Only in Croydon.
The grand opening of a cycle hub and hire scheme at East Croydon last week had to be postponed… because of a collision on George Street between a bus and a pedestrian, which saw the road closed for several hours.
No date has yet been announced for the re-arranged ceremony, though the postponement could be seen as emblematic of Croydon Council providing a town centre “hub” for cyclists without the “spokes” of dedicated and safe cycle routes to or from it.
In Croydon in recent years, the trend has been to spend millions of pounds on road schemes which have removed or reduced bike lanes, which have made cycling in the borough less inviting, and possibly less safe.
Croydon’s contradictions on cycling are numerous and confounding.
We currently have the situation of two-way cycling being arranged to and through North End by one part of the council, while another department in Fisher’s Folly is trying to make cycling along North End illegal.
Meanwhile, cycle lanes along South End, on a main north-south route through the borough, have been removed tp make way for… car parking spaces. This project was conducted under a scheme called “Connected Croydon”. We kid you not.
An experiment with a cycle Quietway along Norbury Avenue in Thornton Heath, which was supposed to run for the summer months before being properly assessed, has been adjusted within weeks of it being implemented, under pressure from car users and residents, some of whom complained of a lack of notice and flawed consultation. On a scheme from Croydon Council? Shurely shome mishtake.
Croydon Transition Town, a group which has environmental awareness at its core, including the desire to see a reduction in motor traffic through more people walking and using bicycles, have said of the cycle hub that it is a good move but, “scant regard has been paid to cyclists for decades.
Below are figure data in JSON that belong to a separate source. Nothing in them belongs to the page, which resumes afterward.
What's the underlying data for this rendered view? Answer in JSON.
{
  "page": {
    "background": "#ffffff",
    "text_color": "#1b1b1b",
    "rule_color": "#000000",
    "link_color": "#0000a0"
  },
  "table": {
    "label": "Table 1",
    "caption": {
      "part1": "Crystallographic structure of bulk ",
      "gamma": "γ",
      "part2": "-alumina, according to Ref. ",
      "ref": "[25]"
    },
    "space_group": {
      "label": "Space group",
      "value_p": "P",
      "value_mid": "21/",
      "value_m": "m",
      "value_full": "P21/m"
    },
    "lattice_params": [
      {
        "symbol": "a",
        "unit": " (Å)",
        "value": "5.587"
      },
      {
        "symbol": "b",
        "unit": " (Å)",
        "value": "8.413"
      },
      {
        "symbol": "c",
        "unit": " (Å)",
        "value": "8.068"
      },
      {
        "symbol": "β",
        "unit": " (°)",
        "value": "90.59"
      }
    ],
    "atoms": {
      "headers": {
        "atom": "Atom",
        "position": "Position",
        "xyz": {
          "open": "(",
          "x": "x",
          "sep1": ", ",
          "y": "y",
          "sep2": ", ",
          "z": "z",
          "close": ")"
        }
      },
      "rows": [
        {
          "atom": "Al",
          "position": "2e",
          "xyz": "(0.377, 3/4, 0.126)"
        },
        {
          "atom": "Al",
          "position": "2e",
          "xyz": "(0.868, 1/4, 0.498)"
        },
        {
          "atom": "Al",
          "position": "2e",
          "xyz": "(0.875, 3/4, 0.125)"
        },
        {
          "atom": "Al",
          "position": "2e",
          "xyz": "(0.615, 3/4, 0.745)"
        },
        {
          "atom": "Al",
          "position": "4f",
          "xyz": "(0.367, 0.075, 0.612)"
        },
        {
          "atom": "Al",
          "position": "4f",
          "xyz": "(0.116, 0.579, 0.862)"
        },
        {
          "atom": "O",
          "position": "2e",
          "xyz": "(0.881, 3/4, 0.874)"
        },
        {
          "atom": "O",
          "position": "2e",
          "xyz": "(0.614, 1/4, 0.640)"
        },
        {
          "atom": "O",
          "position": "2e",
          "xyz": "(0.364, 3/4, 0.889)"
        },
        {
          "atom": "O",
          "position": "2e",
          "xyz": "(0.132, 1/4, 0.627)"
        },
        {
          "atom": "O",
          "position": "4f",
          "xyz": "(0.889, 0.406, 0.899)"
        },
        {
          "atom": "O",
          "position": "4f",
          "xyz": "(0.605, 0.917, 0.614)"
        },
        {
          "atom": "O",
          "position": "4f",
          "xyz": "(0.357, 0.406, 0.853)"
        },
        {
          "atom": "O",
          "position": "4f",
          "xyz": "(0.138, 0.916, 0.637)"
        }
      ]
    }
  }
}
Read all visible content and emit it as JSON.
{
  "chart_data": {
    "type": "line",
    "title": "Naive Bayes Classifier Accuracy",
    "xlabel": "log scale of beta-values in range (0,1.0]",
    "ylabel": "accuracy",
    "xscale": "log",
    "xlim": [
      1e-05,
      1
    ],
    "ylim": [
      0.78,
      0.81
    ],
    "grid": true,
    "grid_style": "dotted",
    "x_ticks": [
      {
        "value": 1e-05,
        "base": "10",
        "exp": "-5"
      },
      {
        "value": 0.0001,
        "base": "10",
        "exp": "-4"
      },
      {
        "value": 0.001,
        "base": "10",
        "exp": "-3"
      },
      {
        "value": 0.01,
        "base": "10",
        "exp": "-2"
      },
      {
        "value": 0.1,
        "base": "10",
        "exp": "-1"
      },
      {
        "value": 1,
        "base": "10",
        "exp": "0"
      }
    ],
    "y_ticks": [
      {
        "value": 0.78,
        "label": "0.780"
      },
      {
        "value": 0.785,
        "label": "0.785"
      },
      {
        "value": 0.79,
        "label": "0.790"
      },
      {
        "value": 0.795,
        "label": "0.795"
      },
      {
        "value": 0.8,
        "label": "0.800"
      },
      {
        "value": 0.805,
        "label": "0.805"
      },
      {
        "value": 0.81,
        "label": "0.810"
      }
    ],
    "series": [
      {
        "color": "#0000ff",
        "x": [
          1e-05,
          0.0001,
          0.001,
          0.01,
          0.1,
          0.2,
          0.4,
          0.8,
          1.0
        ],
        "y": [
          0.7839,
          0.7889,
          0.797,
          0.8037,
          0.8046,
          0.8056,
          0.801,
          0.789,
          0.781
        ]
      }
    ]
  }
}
Croydon’s roads need to be made safer for cyclists and to separate cyclists from cars and pedestrians where possible”.
Senior figures among cycling campaigners also highlight the half-hearted efforts from the previous Tory administration when it came to tapping into London-wide funding for cycling. “The terrible shame is that the £50-million mini-Holland bid fell at the first hurdle,” they told Inside Croydon, “yet the council has spent that sum in making cycling harder in places like South End and no easier elsewhere in the town, for example the repaving of George Street without ‘space for cycling’.
“What a waste, as Ian Dury put it.”
So central Croydon will soon have a cycle hub, positioned just across from borough’s hipster heartbeat, Boxpark, but without any segregated cycle routes leading to it or from it.
The hub has an accompanying Brompton hire dock, largely because the Boris Bike scheme operated by London’s Zone 1 Tory Mayor has never been extended to the capital’s outer reaches.
The hub is positioned across George Street from East Croydon Station, because that’s the nearest piece of council-owned land available.
Clearly, the various developers building alongside the station could not be persuaded to do the community responsible thing and provide a modest slice of their land. We ought not be surprised after the shambles of the £24 million Bridge to Nowhere, which lacks the originally intended exit on to the Cherry Orchard Road side of the railway lines, where Menta is developing its “executive apartments”.
The hub will be handy for Croydon College students, though, and provides free covered cycle parking for 80 bikes, similar to that provided at rail terminuses in central London. The Brompton hire dock will house eight folding bikes for hire. There will also be a cycle work station for carrying out small repairs and a cycle pump.
The hub has been jointly funded by the council and Transport for London.
The Brompton Bike Hire dock requires a simple registration at bromptonbikehire.com, before being able to reserve bikes via both web and SMS. The dock is part of a nationwide network, with plans for 10 more docking stations in central London over the next 12 months. There is no limit on hire duration, which charges £2.50 per 24-hour hire.
One of Croydon Labour’s newest councillors, Robert Canning, the deputy cabinet member for transport and environment, was certainly making the right noises, if suffering slightly from the “vision thing”.
“As a key part of our transport vision, the council is passionate about encouraging more people to cycle,” he said before the postponed launch. “Providing facilities such as this fantastic new cycle hub and hire station will help achieve this.”
A few more safer cycle routes might just help in that regard, too.